Ukrainian Prime Minister Yulia Tymoshenko and her eponymous parliamentary faction tried but failed to overcome a presidential veto that blocked Hr 1 billion in spending to flight the flu epidemic.
“I call on all of you to protect your constituents and override the veto,” said Tymoshenko, who called President Victor Yushchenko’s decision to nix the spending “unconscionable.”
“The World Health Organization is predicting from 34,000 to 240,000 deaths from the flu epidemic in Ukraine. We need billions, not just Hr 1 billion, to get ready for the next waves of the epidemic this year and next,” Tymoshenko said.
But only 231 lawmakers supported the prime minister’s effort, 69 less than the constitutional majority, or 300 votes, required. Deputies belonging to the Party of the Regions faction led by presidential candidate Victor Yanukovych largely ignored vote. So did members of the pro-presidential Our Ukraine faction.
Some 401 deputies approved increased anti-flu spending on Nov. 3 as an amendment to the 2009 national budget. But Yushchenko on Nov. 16 axed the bill, calling it unaffordable.
Oleksandr Shlapak, head of the presidential secretariat, told lawmakers on Nov. 19 that Yushchenko did not oppose the measures if they could be properly funded.
“You can’t just tell the central bank to print up an extra Hr 1 billion,” Shlapak said, adding that Ukraine’s total sovereign debt has risen recently to $30 billion (Hr 250 billion).
On the eve of the expected showdown in parliament, Tymoshenko appeared on Channel 5 on Nov. 25 to criticize the incumbent and Party of Regions leader Viktor Yanukovych, probably her most popular rival in the presidential election on Jan. 17.
Tymoshenko said the root cause of the Ukraine’s political mess stems from a deal struck during the 2004 Orange Revolution between Yushchenko and former president Leonid Kuchma to change the constitution in a way that fractured powers and diluted presidential authority.

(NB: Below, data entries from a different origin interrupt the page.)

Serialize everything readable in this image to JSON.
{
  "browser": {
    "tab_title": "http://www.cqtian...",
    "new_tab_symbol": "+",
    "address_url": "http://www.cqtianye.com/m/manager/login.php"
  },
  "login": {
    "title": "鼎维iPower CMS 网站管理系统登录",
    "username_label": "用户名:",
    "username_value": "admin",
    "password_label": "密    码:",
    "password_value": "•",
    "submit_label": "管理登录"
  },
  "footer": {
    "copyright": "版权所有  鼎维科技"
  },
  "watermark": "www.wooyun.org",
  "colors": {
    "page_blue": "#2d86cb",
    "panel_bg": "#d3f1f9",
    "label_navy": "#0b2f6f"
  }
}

“This is the reason for the chaos in government and the complete collapse of the system of power. We have an absolutely ungovernable country on our hands,” Tymoshenko said.
Speaking faintly and matter-of-factly, Tymoshenko offered to step down as prime minister “if someone else comes along who can deal with country’s financial and flu crises simultaneously.”
“I don’t think either Yushchenko or Yanukovych want the job,” Tymoshenko said.
Ukraine’s government on Nov. 1 closed all schools and universities for three weeks and urged cancellation of all mass gatherings, including campaign rallies. The temporary ban was lifted in most of the country’s regions on Nov. 25.
Since the Oct. 29 start of the flu outbreak, the Health Ministry has registered 404 deaths and more than 1.7 million cases of flu-related and acute respiratory illness.
The World Health Organization suspects most victims are suffering from swine flu. But WHO says the infection rate it says is in line with neighboring countries like Russia and Poland. Some observers - including the WHO – have pointed out that the government’s energetic response to the epidemic has helped Ukraine's weak health care system prepare for future epidemics.